If you were a kid growing up in the 50s, 60s, or even 70s, your school may have been one of thousands that was built during an era when we weren’t quite as concerned about the environment – and the effect of certain products on that environment – as we are now.
Schools built during that era, as well as in the early decades of the 20th century, were often constructed using asbestos-containing building materials, and now, as they begin to crumble, staff, faculty, and students may be paying for the disrepair with their health.
Each year, around the world as well as in the United States, reports surface about asbestos exposure in schools. It isn’t unusual to read about a school employee who, decades after encountering asbestos on a regular basis, is diagnosed with an asbestos-related disease.
It’s unlikely that any of these victims of school-related asbestos diseases ever suspected they might be exposed on-the job. And it’s not just a problem that’s disappeared with tighter asbestos-related legislation.

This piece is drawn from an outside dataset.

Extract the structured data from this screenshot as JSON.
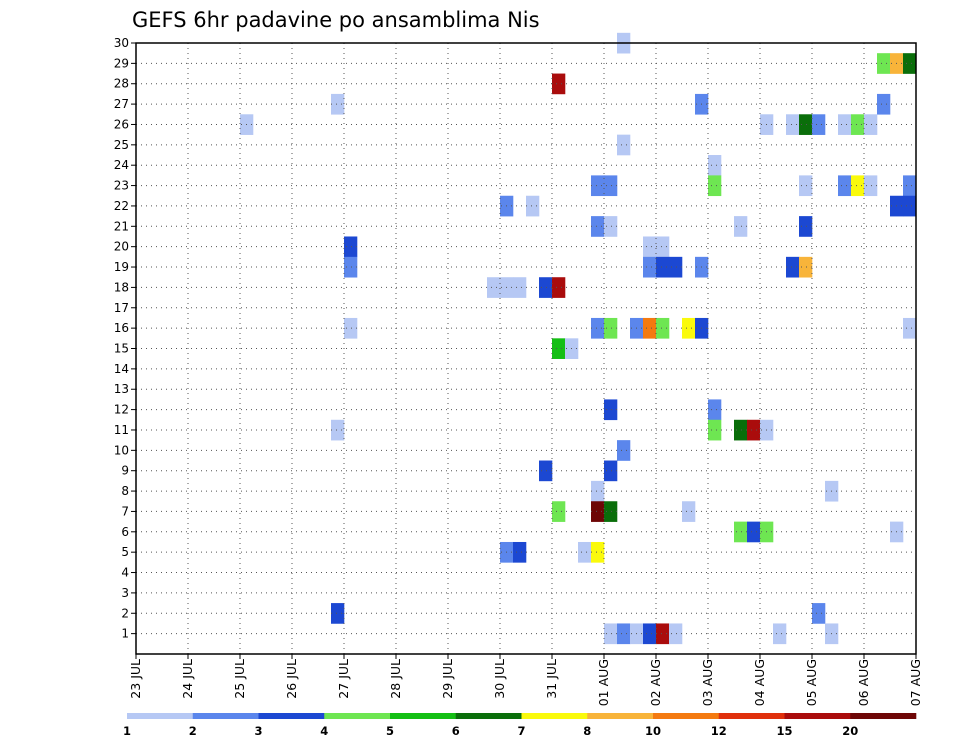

“The Environmental Protection Agency estimated in 1984 that 15 million students and 1.4 million teachers and school personnel were at risk of exposure to airborne asbestos, based on a sampling of 2,600 public and private schools,” reports a recent article in the Washington Post. “Two years later, Congress passed legislation requiring public and private schools to regularly inspect their buildings for asbestos, clean up any hazards and publicly report their actions. But no one knows how many schools now contain asbestos.” Washington Post
In addition, no one knows if schools around the country are complying with the asbestos rules that were set in place to protect students, teachers, and staff, says Sen. Edward Markey (D-Mass). He also thinks that some school districts might need assistance in paying for asbestos abatement, which is why they don’t comply.
Markey and Senator Barbara Boxer of California recently contacted all fifty state governors to inquire as to how many districts in their states were following these nearly-30-year-old asbestos laws. Responses, they say, indicated that the rules were not being uniformly followed.
In the meantime, schools often have to shutter buildings when asbestos problems arise, adding to the further cost of abatement or encapsulation. But it’s truly the only way districts can be sure that everyone inside those buildings is protected, experts say.
“Everyone has asbestos, but they don’t want to deal with it,” noted Gina Clayton-Tarvin, president of the Ocean View, California, school board, in that same Washington Post article. “To abate it is absolutely astronomically expensive.”
That means those who work in U.S. schools that were built during the height of asbestos use need to be extra careful when encountering materials that could contain asbestos, including:
• Damaged floor tiles
• Damaged ceiling tiles or acoustic ceilings
• Old wallboard, drywall, and plaster
• Chipping paint
• Stage curtains
• Soundproofing materials
• Damaged pipe or boiler insulation
Janitors, teachers, administrators, or anyone who sees damaged materials that potentially contain asbestos should report these problems to the district. It’s also not unreasonable to ask to see the school’s asbestos plan. In accordance with EPA rules, every school should have one in place.